Patient satisfaction and quality of care scores may also be influenced by factors such as the attitude of the patient towards medical services and/or health care providers and the length of time patients are enlisted with particular health care services. Weiss 65 reported that patient satisfaction ratings were influenced positively by confidence in the local medical care system (r = 0.34, effect size = 0.05), while no significant relationships were found between patient satisfaction and health locus of control measures. Continuity of care, with patients being treated on a regular basis by the same health care provider, is also associated with higher satisfaction scores, but again the effect sizes are generally small. 15 , 50 , 66 This positive relationship can be explained by familiarization, although an alternative explanation could be that correlations are high because disatisfied patients have dropped out. Finally, in a longitudinal study it was hypothesized that the best predictors of patient satisfaction at a given point in time would be prior satisfaction. Since modifications of norms and perceptions and new experiences would result in altered attitudes, the expected relationship should be a moderately strong one.

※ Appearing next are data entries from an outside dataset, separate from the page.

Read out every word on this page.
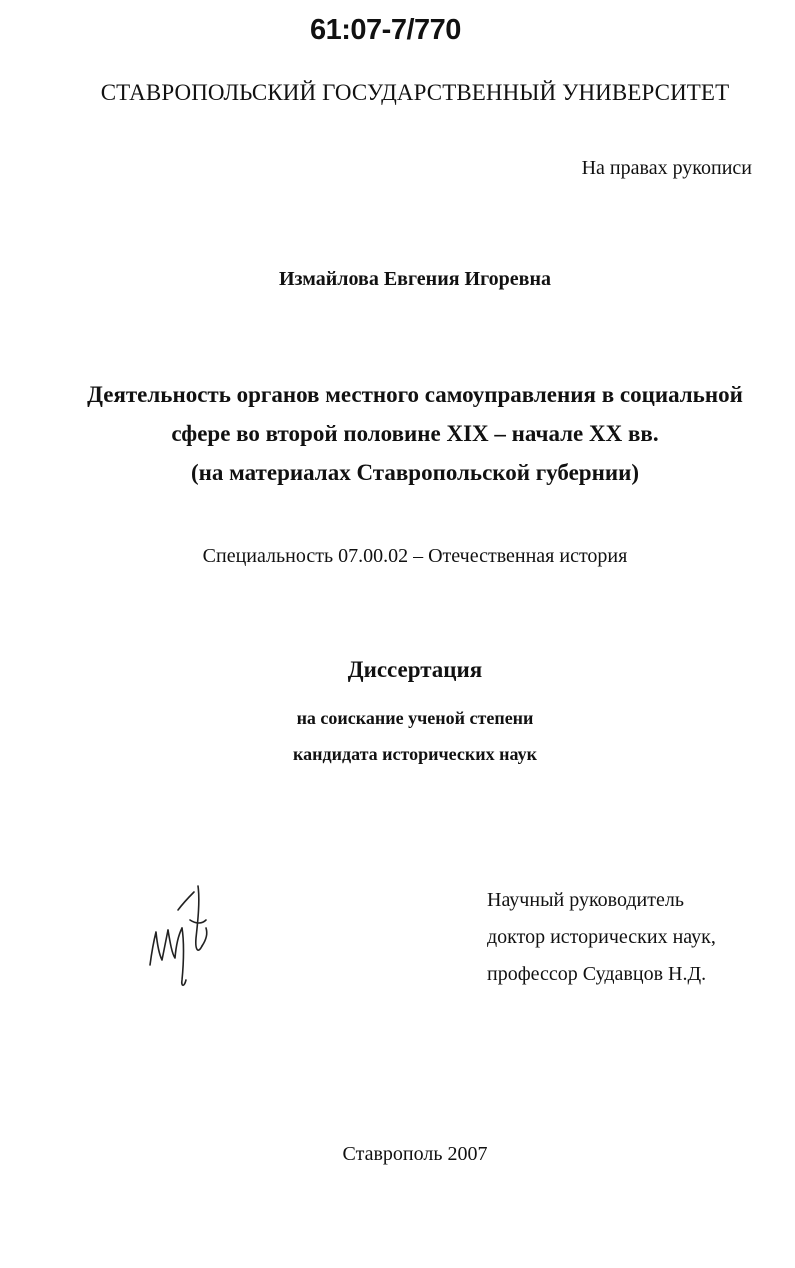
61:07-7/770
СТАВРОПОЛЬСКИЙ ГОСУДАРСТВЕННЫЙ УНИВЕРСИТЕТ
На правах рукописи
Измайлова Евгения Игоревна
Деятельность органов местного самоуправления в социальной
сфере во второй половине XIX – начале XX вв.
(на материалах Ставропольской губернии)
Специальность 07.00.02 – Отечественная история
Диссертация
на соискание ученой степени
кандидата исторических наук
Научный руководитель
доктор исторических наук,
профессор Судавцов Н.Д.
Ставрополь 2007
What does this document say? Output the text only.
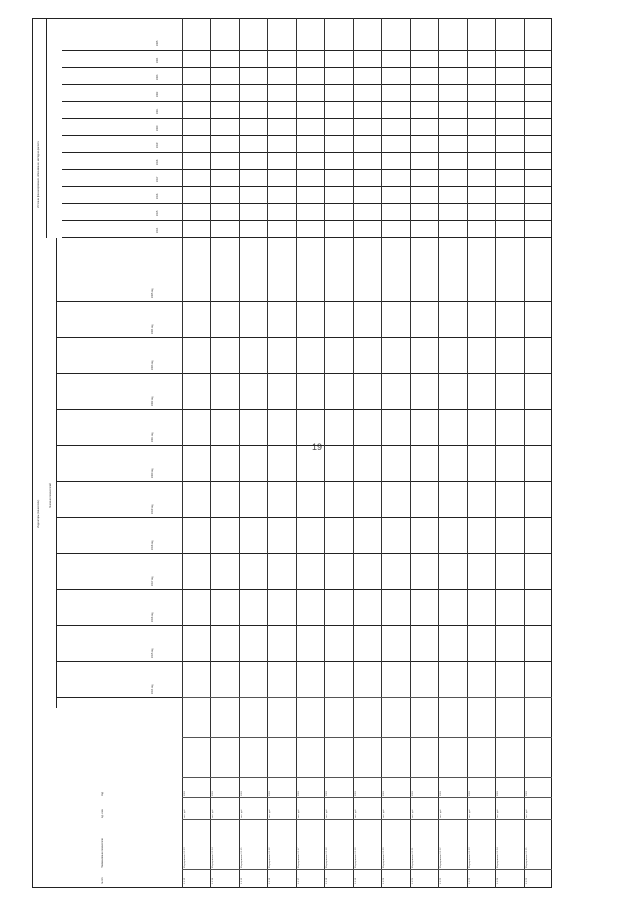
19
№ п/п
Наименование показателя
Ед. изм.
Код
Индикаторы (показатели)
Значения показателей
Источник финансирования, обоснование, методика расчета
2014 год
2015 год
2016 год
2017 год
2018 год
2019 год
2020 год
2021 год
2022 год
2023 год
2024 год
2025 год
2014
2015
2016
2017
2018
2019
2020
2021
2022
2023
2024
2025
1.1.13
Мероприятие 1.1.13
тыс. руб.
1001
1.1.14
Мероприятие 1.1.14
тыс. руб.
1001
1.1.15
Мероприятие 1.1.15
тыс. руб.
1001
1.1.16
Мероприятие 1.1.16
тыс. руб.
1001
1.1.17
Мероприятие 1.1.17
тыс. руб.
1001
1.1.18
Мероприятие 1.1.18
тыс. руб.
1001
1.1.19
Мероприятие 1.1.19
тыс. руб.
1001
1.1.20
Мероприятие 1.1.20
тыс. руб.
1001
1.1.21
Мероприятие 1.1.21
тыс. руб.
1001
1.1.22
Мероприятие 1.1.22
тыс. руб.
1001
1.1.23
Мероприятие 1.1.23
тыс. руб.
1001
1.1.24
Мероприятие 1.1.24
тыс. руб.
1001
1.1.25
Мероприятие 1.1.25
тыс. руб.
1001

This assumption was confirmed by empirical results, in which a significant correlation (r = 0.39) was found between initial satisfaction with the physician and the satisfaction measured in a second report 12 months later. 69

The patients' perspective

With regard to the performance component two aspects need some further discussion: (1) the patients' perspective, and (2) the inclusion of disease specific indicators. If frequent users of health care services, such as disabled or frail elderly people are considered as experts by virtue of their greater experience in evaluating the quality of health care services, their views should lead the development process. Here qualitative methods, such as focus group discussions or in‐depth interviews can play an important part.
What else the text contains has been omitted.